Enquanto a magnífica fachada neomanuelina da Estação Ferroviária do Rossio capta a atenção mundial, as suas plataformas ferroviárias escondem um mundo artístico profundamente filosófico e materializado.
Instalada em 1995, uma série deslumbrante de 14 painéis de azulejos, da autoria do mestre pintor Lima de Freitas, reveste as paredes, transformando um movimentado centro de transportes numa viagem esotérica pelas principais lendas e mitos de Lisboa.
O ponto alto absoluto desta coleção é a profunda homenagem ao ícone literário Fernando Pessoa e ao conceito profético do Quinto Império.

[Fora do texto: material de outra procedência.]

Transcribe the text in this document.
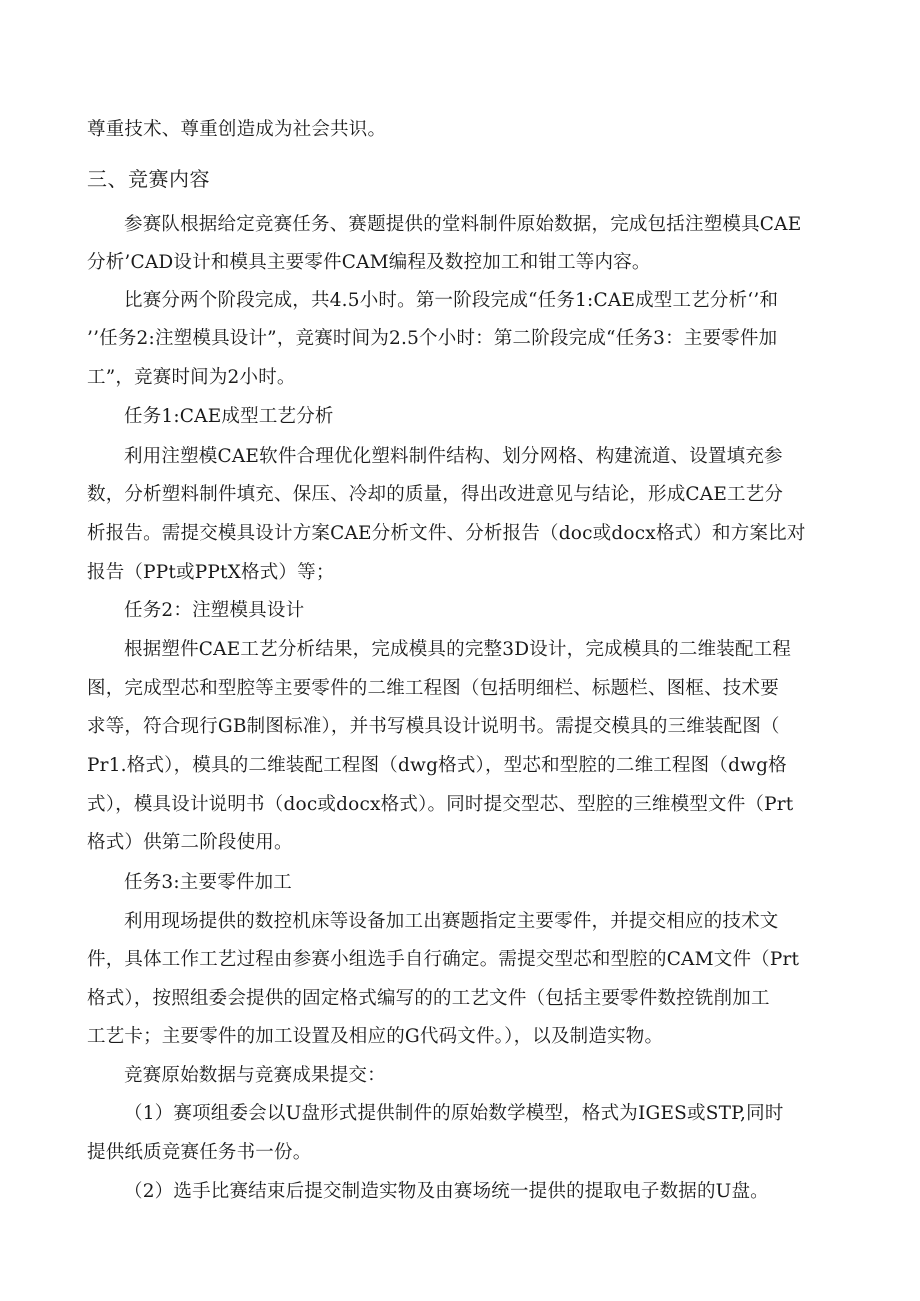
尊重技术、尊重创造成为社会共识。
三、竞赛内容
参赛队根据给定竞赛任务、赛题提供的堂料制件原始数据，完成包括注塑模具CAE
分析’CAD设计和模具主要零件CAM编程及数控加工和钳工等内容。
比赛分两个阶段完成，共4.5小时。第一阶段完成“任务1:CAE成型工艺分析‘’和
’’任务2:注塑模具设计”，竞赛时间为2.5个小时：第二阶段完成“任务3：主要零件加
工”，竞赛时间为2小时。
任务1:CAE成型工艺分析
利用注塑模CAE软件合理优化塑料制件结构、划分网格、构建流道、设置填充参
数，分析塑料制件填充、保压、冷却的质量，得出改进意见与结论，形成CAE工艺分
析报告。需提交模具设计方案CAE分析文件、分析报告（doc或docx格式）和方案比对
报告（PPt或PPtX格式）等；
任务2：注塑模具设计
根据塑件CAE工艺分析结果，完成模具的完整3D设计，完成模具的二维装配工程
图，完成型芯和型腔等主要零件的二维工程图（包括明细栏、标题栏、图框、技术要
求等，符合现行GB制图标准），并书写模具设计说明书。需提交模具的三维装配图（
Pr1.格式），模具的二维装配工程图（dwg格式），型芯和型腔的二维工程图（dwg格
式），模具设计说明书（doc或docx格式）。同时提交型芯、型腔的三维模型文件（Prt
格式）供第二阶段使用。
任务3:主要零件加工
利用现场提供的数控机床等设备加工出赛题指定主要零件，并提交相应的技术文
件，具体工作工艺过程由参赛小组选手自行确定。需提交型芯和型腔的CAM文件（Prt
格式），按照组委会提供的固定格式编写的的工艺文件（包括主要零件数控铣削加工
工艺卡；主要零件的加工设置及相应的G代码文件。），以及制造实物。
竞赛原始数据与竞赛成果提交：
（1）赛项组委会以U盘形式提供制件的原始数学模型，格式为IGES或STP,同时
提供纸质竞赛任务书一份。
（2）选手比赛结束后提交制造实物及由赛场统一提供的提取电子数据的U盘。
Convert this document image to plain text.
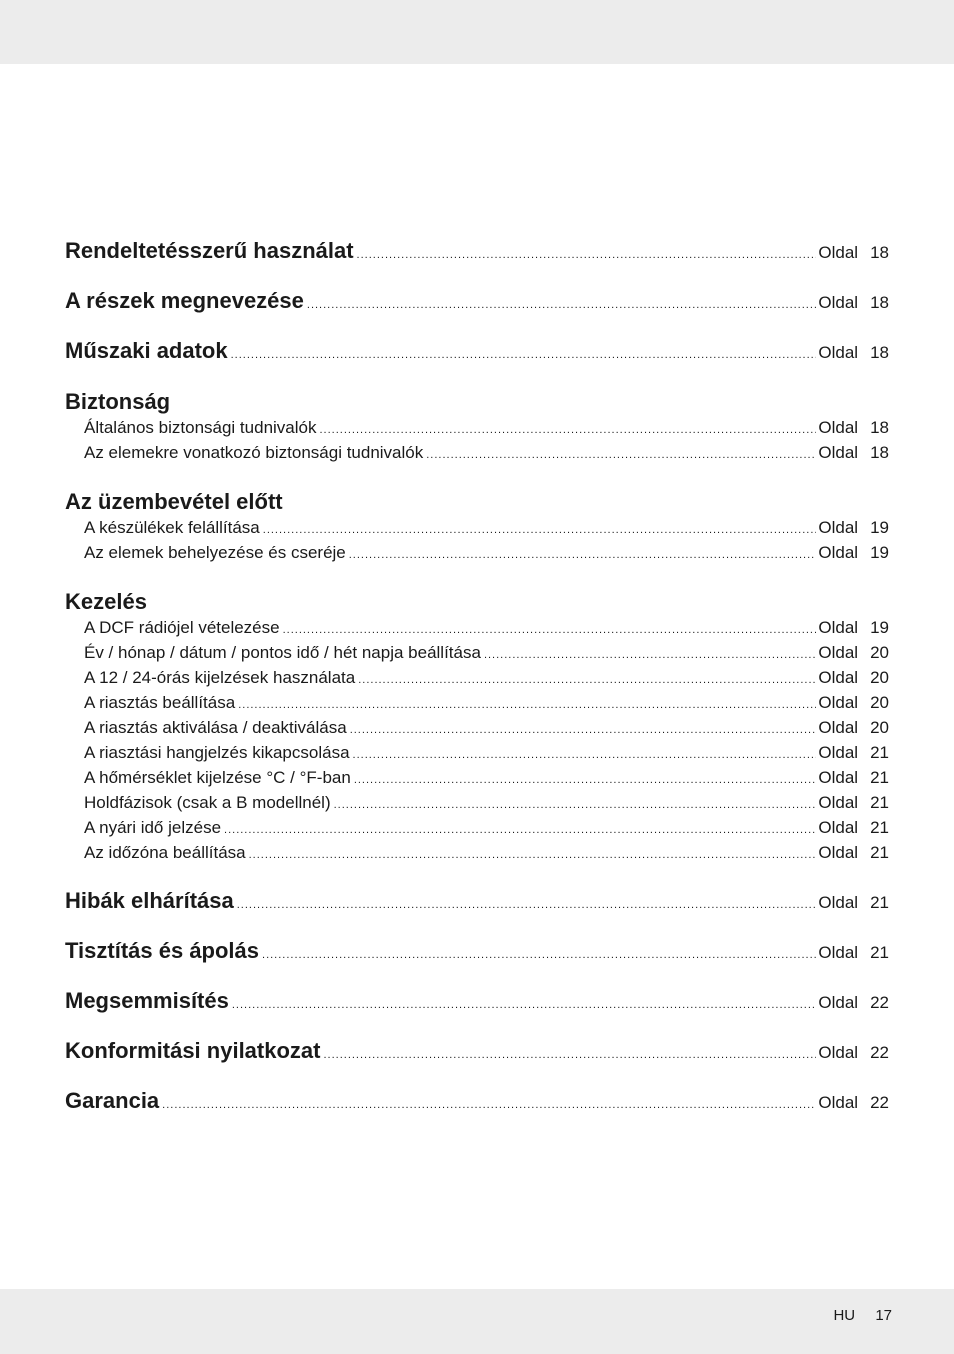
Rendeltetésszerű használat .....	Oldal 18
A részek megnevezése .....	Oldal 18
Műszaki adatok .....	Oldal 18
Biztonság
Általános biztonsági tudnivalók .....	Oldal 18
Az elemekre vonatkozó biztonsági tudnivalók .....	Oldal 18
Az üzembevétel előtt
A készülékek felállítása .....	Oldal 19
Az elemek behelyezése és cseréje .....	Oldal 19
Kezelés
A DCF rádiójel vételezése .....	Oldal 19
Év / hónap / dátum / pontos idő / hét napja beállítása .....	Oldal 20
A 12 / 24-órás kijelzések használata .....	Oldal 20
A riasztás beállítása .....	Oldal 20
A riasztás aktiválása / deaktiválása .....	Oldal 20
A riasztási hangjelzés kikapcsolása .....	Oldal 21
A hőmérséklet kijelzése °C / °F-ban .....	Oldal 21
Holdfázisok (csak a B modellnél) .....	Oldal 21
A nyári idő jelzése .....	Oldal 21
Az időzóna beállítása .....	Oldal 21
Hibák elhárítása .....	Oldal 21
Tisztítás és ápolás .....	Oldal 21
Megsemmisítés .....	Oldal 22
Konformitási nyilatkozat .....	Oldal 22
Garancia .....	Oldal 22
HU 17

Um dos painéis mais famosos, intitulado «Pessoa e o caminho da serpente», combina de forma belíssima o perfil inconfundível do poeta com símbolos ricos. Freitas escolheu deliberadamente estes motivos para evocar o futuro espiritual e visionário da cultura portuguesa que Pessoa defendeu de forma tão célebre nos seus escritos.
Passar apressadamente por estas paredes sem parar é perder uma conversa brilhante e silenciosa entre a literatura e as artes visuais. Mesmo que não perca o comboio. Vale a pena dar uma olhadela mais atenta ao que Lima de Freitas criou aqui.